Kalenderwoche 27/2019

Red Hot Chili Peppers mit “Goodbye Angels” aus dem Album “The Getaway”, veröffentlicht im Jahr 2016.

Um die Jahrtausendwende waren die Red Hot Chili Peppers für mich eine der größten Bands, die ich kannte. Ich erinnere mich noch sehr gut daran, wie ich in Frankreich bei meiner Tante auf der Terrasse saß und mir “Californication” oder das damals frisch veröffentlichte “By The Way” reingezogen habe. Von vorne bis hinten, was ich heute mit Alben kaum noch mache. Während “Stadium Arcadium” viele Songs hatte, von denen ich nur eine Handvoll richtig – aber dafür wirklich richtig, richtig – gut fand, hat mir das zehnte Studioalbum “I’m With You” nahezu gar nicht gefallen. Kaum eine Band hat wirklich immer gute Alben, egal, wie sehr ich sie mag. Nicht wahr, Queen (“Hot Space”)? Nicht wahr, Muse (“Drones”)? Nicht wahr, Royal Republic (“Club Majesty”)?

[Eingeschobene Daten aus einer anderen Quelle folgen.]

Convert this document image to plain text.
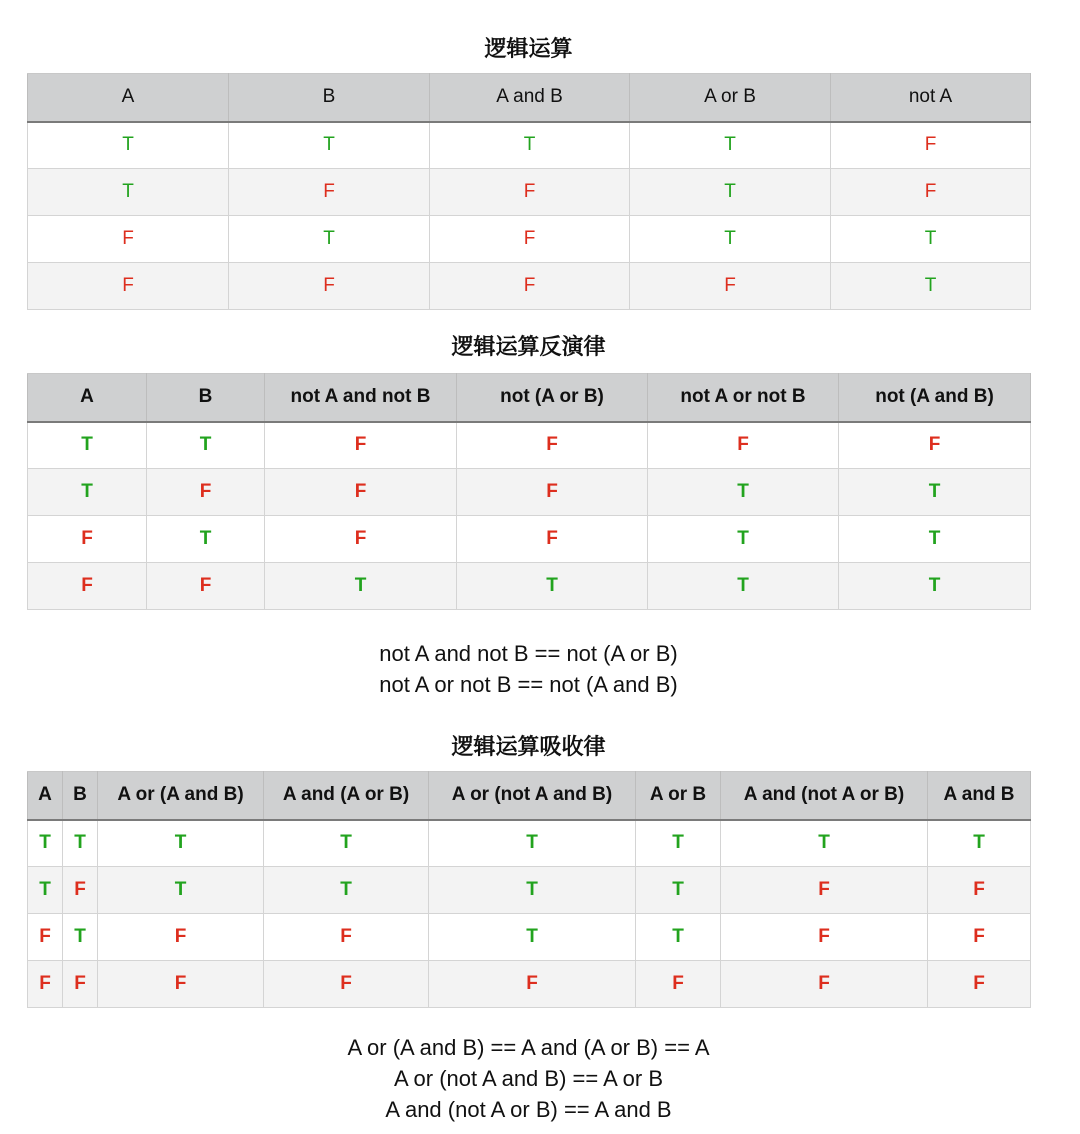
逻辑运算
A	B	A and B	A or B	not A
T	T	T	T	F
T	F	F	T	F
F	T	F	T	T
F	F	F	F	T
逻辑运算反演律
A	B	not A and not B	not (A or B)	not A or not B	not (A and B)
T	T	F	F	F	F
T	F	F	F	T	T
F	T	F	F	T	T
F	F	T	T	T	T
not A and not B == not (A or B)
not A or not B == not (A and B)
逻辑运算吸收律
A	B	A or (A and B)	A and (A or B)	A or (not A and B)	A or B	A and (not A or B)	A and B
T	T	T	T	T	T	T	T
T	F	T	T	T	T	F	F
F	T	F	F	T	T	F	F
F	F	F	F	F	F	F	F
A or (A and B) == A and (A or B) == A
A or (not A and B) == A or B
A and (not A or B) == A and B
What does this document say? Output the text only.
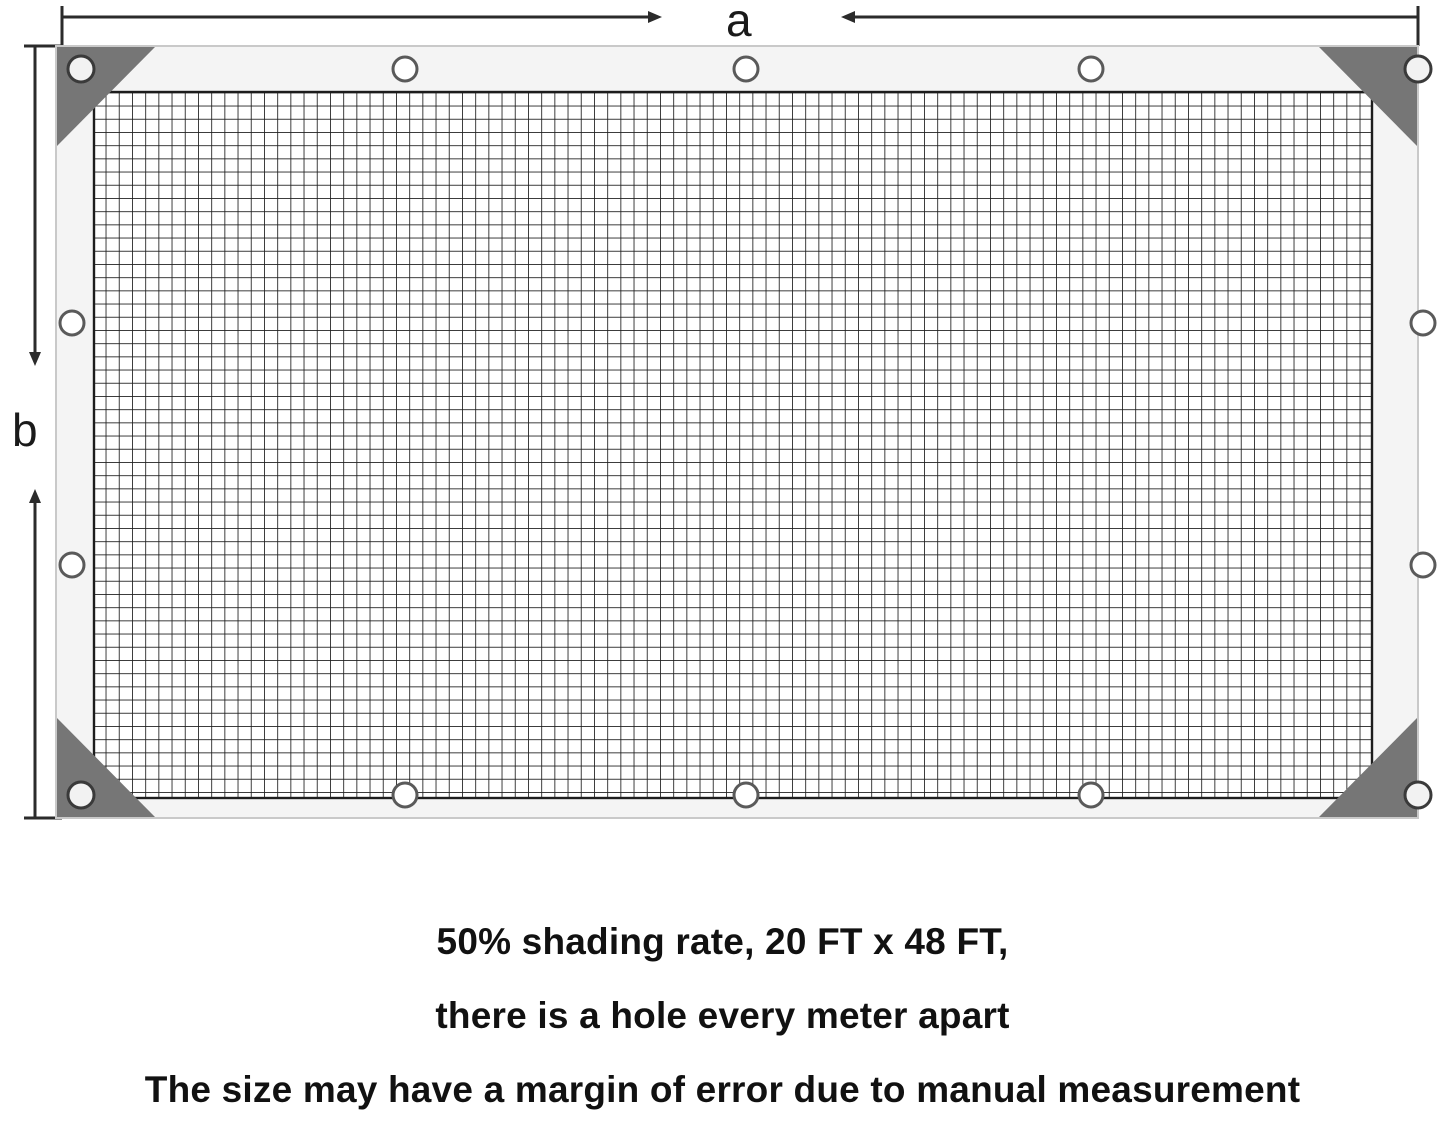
a
b
50% shading rate, 20 FT x 48 FT,
there is a hole every meter apart
The size may have a margin of error due to manual measurement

Während ich bis heute Song wie “Otherside”, “Dani California”, “Californication” oder “Can’t Stop” abgöttisch liebe, hatte es “The Getaway”, das bis dato letzte Album der Truppe, sehr schwer. Joa, “Dark Necessities” ist ein starker Song, der immer gerne in meinen Playlists landete, aber sonst? Einmal durchgehört und das Meiste sofort wieder vergessen. Bis dann plötzlich “Goodbye Angels” auftauchte.

Der Song beginnt sehr ruhig mit Bass und Gitarre, Flea und Josh Klinghoffer sind hier perfekt aufeinander abgestimmt, bis Anthony Kiedis mit seinem sanften Gesang einsetzt. Erst nach knapp 30 Sekunden darf sich Chad Smith ans Schlagzeug setzen und nahezu eine Minute später nimmt der Song etwas an Fahrt auf, als es in den Refrain geht. Dennoch steckt in “Goodbye Angels” so eine drückende Energie, dass er ein perfekter Wegbegleiter ist.

Das absolute Highlight des Songs ist aber die letzte Minute, als Flea am Bass vollkommen ausrastet und Klinghoffer mit einem Solo reinkommt, welches John Frusciante als ehemaliges Mitglied kaum besser hätte machen können. Eines meiner liebsten Outros aller Zeiten.